Is chocolate part of a food group? The natural tendency these days when faced with such a question is to turn to the Internet.
A group of scientists connected with the federal government is hoping that the searches lead to them.
“These days, you don’t necessarily have to ask an expert because you can probably find your answer by Googling,” said Pauline Barmby, a professor at the University of Western Ontario who specializes in galaxies and star clusters.
“But on the other hand, what you find by Googling may or may not be right.”
Barmby is one of 20 scientists who volunteer to answer questions submitted via the government’s online ask-a-scientist program.
Some work directly with the government, others on research projects which receive government funding.
There are experts available in everything from missile defence to volcanoes.
Whether chocolate is a food a group is one of 68 questions that have been submitted to the program since it began in 2009. Forty-nine have been answered so far and the remainder are on the way.
“Chocolate is yummy and makes such a nice treat occasionally,” wrote Richard Hughson, a professor in the faculty of applied health sciences at the University of Waterloo.
“But, because it’s high in fat and sugar, it isn’t part of any food group. …”
The program is part of the science.gc.ca website, a joint effort by 13 federal departments to connect more Canadians with science.

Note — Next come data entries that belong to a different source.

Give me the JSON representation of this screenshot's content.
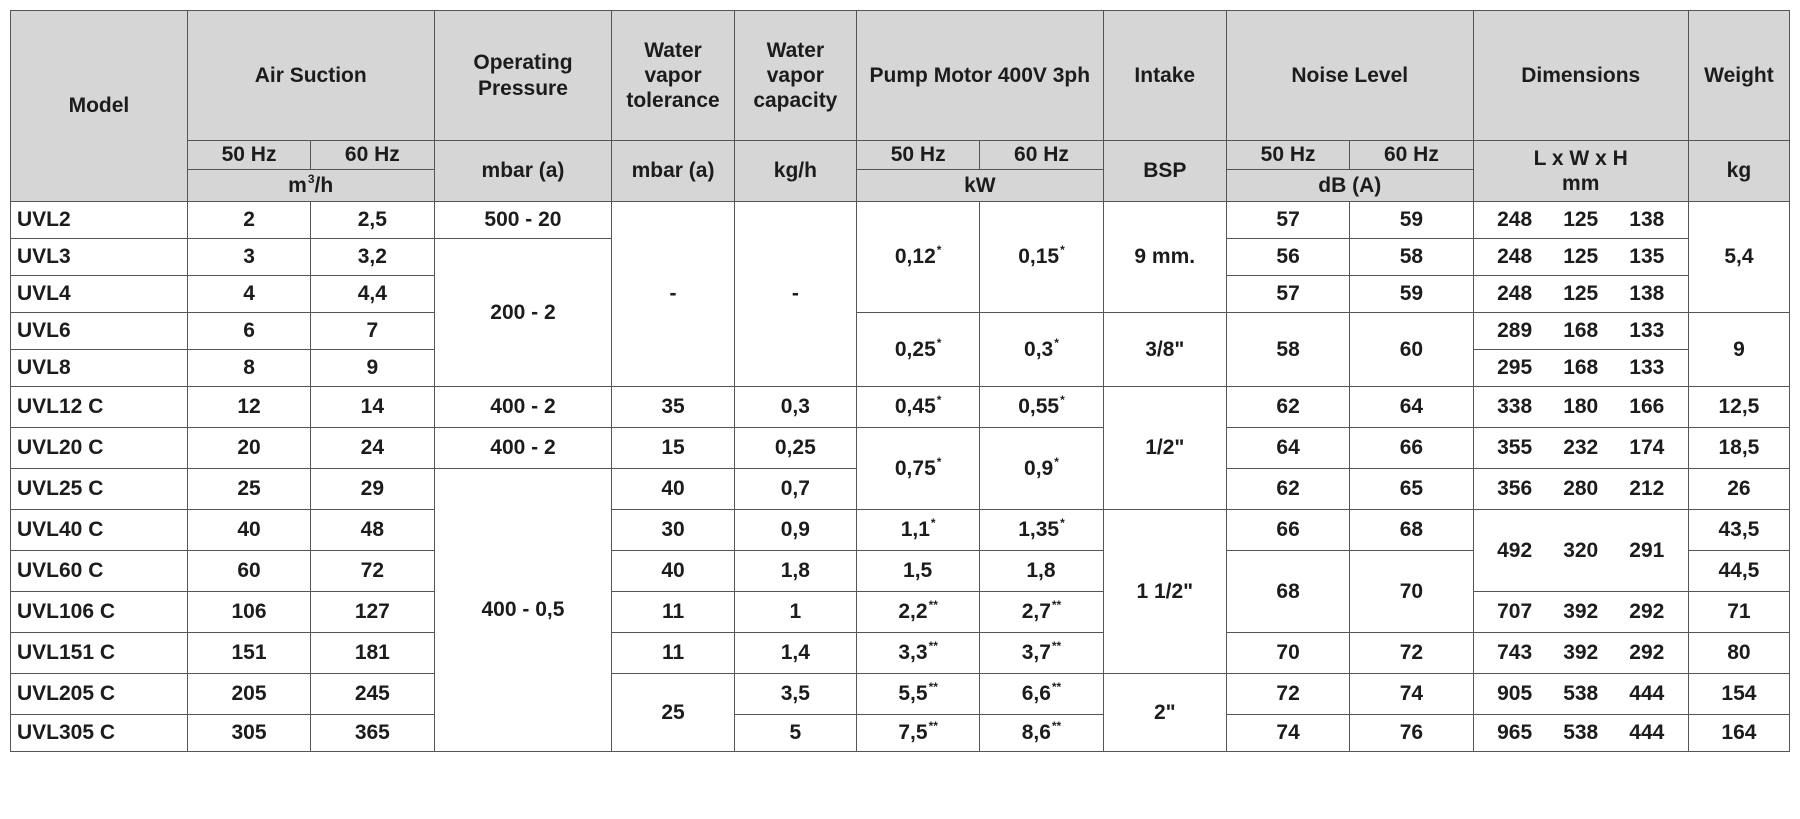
{
  "headers": {
    "model": "Model",
    "air_suction": "Air Suction",
    "operating_pressure": "Operating Pressure",
    "water_vapor_tolerance": "Water vapor tolerance",
    "water_vapor_capacity": "Water vapor capacity",
    "pump_motor": "Pump Motor 400V 3ph",
    "intake": "Intake",
    "noise_level": "Noise Level",
    "dimensions": "Dimensions",
    "weight": "Weight",
    "hz50": "50 Hz",
    "hz60": "60 Hz",
    "dims_sub": "L x W x H",
    "unit_air_base": "m",
    "unit_air_exp": "3",
    "unit_air_tail": "/h",
    "unit_pressure": "mbar (a)",
    "unit_tolerance": "mbar (a)",
    "unit_capacity": "kg/h",
    "unit_motor": "kW",
    "unit_intake": "BSP",
    "unit_noise": "dB (A)",
    "unit_dims": "mm",
    "unit_weight": "kg"
  },
  "models": [
    "UVL2",
    "UVL3",
    "UVL4",
    "UVL6",
    "UVL8",
    "UVL12 C",
    "UVL20 C",
    "UVL25 C",
    "UVL40 C",
    "UVL60 C",
    "UVL106 C",
    "UVL151 C",
    "UVL205 C",
    "UVL305 C"
  ],
  "air_50": [
    "2",
    "3",
    "4",
    "6",
    "8",
    "12",
    "20",
    "25",
    "40",
    "60",
    "106",
    "151",
    "205",
    "305"
  ],
  "air_60": [
    "2,5",
    "3,2",
    "4,4",
    "7",
    "9",
    "14",
    "24",
    "29",
    "48",
    "72",
    "127",
    "181",
    "245",
    "365"
  ],
  "pressure": [
    "500 - 20",
    "200 - 2",
    "400 - 2",
    "400 - 2",
    "400 - 0,5"
  ],
  "tolerance": [
    "-",
    "35",
    "15",
    "40",
    "30",
    "40",
    "11",
    "11",
    "25"
  ],
  "capacity": [
    "-",
    "0,3",
    "0,25",
    "0,7",
    "0,9",
    "1,8",
    "1",
    "1,4",
    "3,5",
    "5"
  ],
  "motor_50": [
    "0,12",
    "0,25",
    "0,45",
    "0,75",
    "1,1",
    "1,5",
    "2,2",
    "3,3",
    "5,5",
    "7,5"
  ],
  "motor_50_marks": [
    "*",
    "*",
    "*",
    "*",
    "*",
    "",
    "**",
    "**",
    "**",
    "**"
  ],
  "motor_60": [
    "0,15",
    "0,3",
    "0,55",
    "0,9",
    "1,35",
    "1,8",
    "2,7",
    "3,7",
    "6,6",
    "8,6"
  ],
  "motor_60_marks": [
    "*",
    "*",
    "*",
    "*",
    "*",
    "",
    "**",
    "**",
    "**",
    "**"
  ],
  "intake": [
    "9 mm.",
    "3/8\"",
    "1/2\"",
    "1 1/2\"",
    "2\""
  ],
  "noise_50": [
    "57",
    "56",
    "57",
    "58",
    "62",
    "64",
    "62",
    "66",
    "68",
    "70",
    "72",
    "74"
  ],
  "noise_60": [
    "59",
    "58",
    "59",
    "60",
    "64",
    "66",
    "65",
    "68",
    "70",
    "72",
    "74",
    "76"
  ],
  "dims": [
    [
      "248",
      "125",
      "138"
    ],
    [
      "248",
      "125",
      "135"
    ],
    [
      "248",
      "125",
      "138"
    ],
    [
      "289",
      "168",
      "133"
    ],
    [
      "295",
      "168",
      "133"
    ],
    [
      "338",
      "180",
      "166"
    ],
    [
      "355",
      "232",
      "174"
    ],
    [
      "356",
      "280",
      "212"
    ],
    [
      "492",
      "320",
      "291"
    ],
    [
      "707",
      "392",
      "292"
    ],
    [
      "743",
      "392",
      "292"
    ],
    [
      "905",
      "538",
      "444"
    ],
    [
      "965",
      "538",
      "444"
    ]
  ],
  "weight": [
    "5,4",
    "9",
    "12,5",
    "18,5",
    "26",
    "43,5",
    "44,5",
    "71",
    "80",
    "154",
    "164"
  ]
}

“We were noticing that people were just sending random emails and basically it became, well, we need to find a more formal way to open up the science community,” said Martin Aube, director general of the strategic science and technology branch of Natural Resources Canada, which oversees the program.

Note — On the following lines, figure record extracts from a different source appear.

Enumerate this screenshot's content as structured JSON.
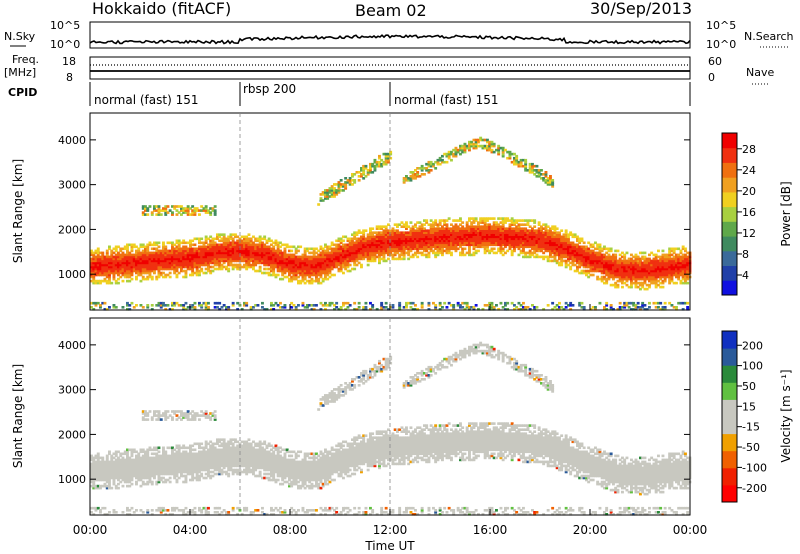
{
  "header": {
    "station": "Hokkaido (fitACF)",
    "beam": "Beam 02",
    "date": "30/Sep/2013"
  },
  "strip": {
    "nsky_label": "N.Sky",
    "nsearch_label": "N.Search",
    "nsky_ticks": [
      "10^5",
      "10^0"
    ],
    "freq_label_1": "Freq.",
    "freq_label_2": "[MHz]",
    "freq_ticks": [
      "18",
      "8"
    ],
    "nave_ticks": [
      "60",
      "0"
    ],
    "nave_label": "Nave",
    "cpid_label": "CPID"
  },
  "cpid_segments": [
    {
      "label": "normal (fast) 151",
      "start_hour": 0
    },
    {
      "label": "rbsp 200",
      "start_hour": 6
    },
    {
      "label": "normal (fast) 151",
      "start_hour": 12
    }
  ],
  "colors": {
    "power": [
      "#1010e0",
      "#2040a8",
      "#3a6a9a",
      "#3f8a5f",
      "#5fa84a",
      "#a8d040",
      "#f0d020",
      "#f0a020",
      "#f07010",
      "#f03010",
      "#f00000"
    ],
    "velocity": [
      "#ff0000",
      "#f02000",
      "#f06000",
      "#f0a000",
      "#c8c8c0",
      "#c8c8c0",
      "#60c040",
      "#2a8a3a",
      "#2a5a9a",
      "#1030c0"
    ]
  },
  "chart_data": [
    {
      "type": "heatmap",
      "name": "power",
      "ylabel": "Slant Range [km]",
      "xlabel": "Time UT",
      "xlim": [
        0,
        24
      ],
      "ylim": [
        200,
        4600
      ],
      "x_ticks": [
        "00:00",
        "04:00",
        "08:00",
        "12:00",
        "16:00",
        "20:00",
        "00:00"
      ],
      "y_ticks": [
        1000,
        2000,
        3000,
        4000
      ],
      "colorbar": {
        "label": "Power [dB]",
        "ticks": [
          "4",
          "8",
          "12",
          "16",
          "20",
          "24",
          "28"
        ],
        "range": [
          0,
          30
        ]
      },
      "band_center_km": [
        [
          0,
          1150
        ],
        [
          2,
          1250
        ],
        [
          4,
          1350
        ],
        [
          5,
          1450
        ],
        [
          6,
          1500
        ],
        [
          7,
          1400
        ],
        [
          8,
          1200
        ],
        [
          9,
          1150
        ],
        [
          10,
          1400
        ],
        [
          11,
          1600
        ],
        [
          12,
          1700
        ],
        [
          14,
          1800
        ],
        [
          16,
          1850
        ],
        [
          18,
          1750
        ],
        [
          19,
          1550
        ],
        [
          20,
          1300
        ],
        [
          21,
          1100
        ],
        [
          22,
          1050
        ],
        [
          24,
          1200
        ]
      ]
    },
    {
      "type": "heatmap",
      "name": "velocity",
      "ylabel": "Slant Range [km]",
      "xlabel": "Time UT",
      "xlim": [
        0,
        24
      ],
      "ylim": [
        200,
        4600
      ],
      "x_ticks": [
        "00:00",
        "04:00",
        "08:00",
        "12:00",
        "16:00",
        "20:00",
        "00:00"
      ],
      "y_ticks": [
        1000,
        2000,
        3000,
        4000
      ],
      "colorbar": {
        "label": "Velocity [m s⁻¹]",
        "ticks": [
          "200",
          "100",
          "50",
          "15",
          "-15",
          "-50",
          "-100",
          "-200"
        ],
        "range": [
          -250,
          250
        ]
      }
    }
  ]
}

Universities and hospitals also have similar programs designed to link scientists with the general public.
The cause of promoting science to children even received its own celebrity spokesperson earlier this year. Black Eyed Peas frontman will.i.am is championing a program designed to encourage kids to get involved in robotics. He produced a star-studded televised special featuring an international robotics competition.
The government’s web portal was launched seven years ago and continues to grow slowly. It hosts video contests, games and activity books and acts as a general resource for all things science happening in government.
The most recent data made available says it received 2.5 million page views in 2009-2010. That same year, Statistics Canada recorded 116 million page views of its site.
But Aube says the fact departments continue to contribute to the program speaks to its success, though he acknowledged that the government is undergoing a massive spending review in order to shave billions in costs.
“We really don’t know what’s going to happen and we’ll find out in March when the budget is tabled,” he said of the program’s future.
Jaymie Matthews, an astronomy professor at the University of British Columbia, said he looks upon being part of the program as part of his job.
“My research is funded by government funding and so in some sense, Canadian taxpayers are my employers,” he said.
“Part of what they should be getting is to be able to sort of share in the excitement in the discoveries that we made with the resources they made possible.”
The Harper government has come under sustained criticism for attempting to bury the work of its scientists whose research results don’t jibe with the political message of the day.
But Matthews said that in his work as a public educator, he’s never been told what he can or can’t talk about.
“There aren’t too many people trying to muzzle astrophysicists.”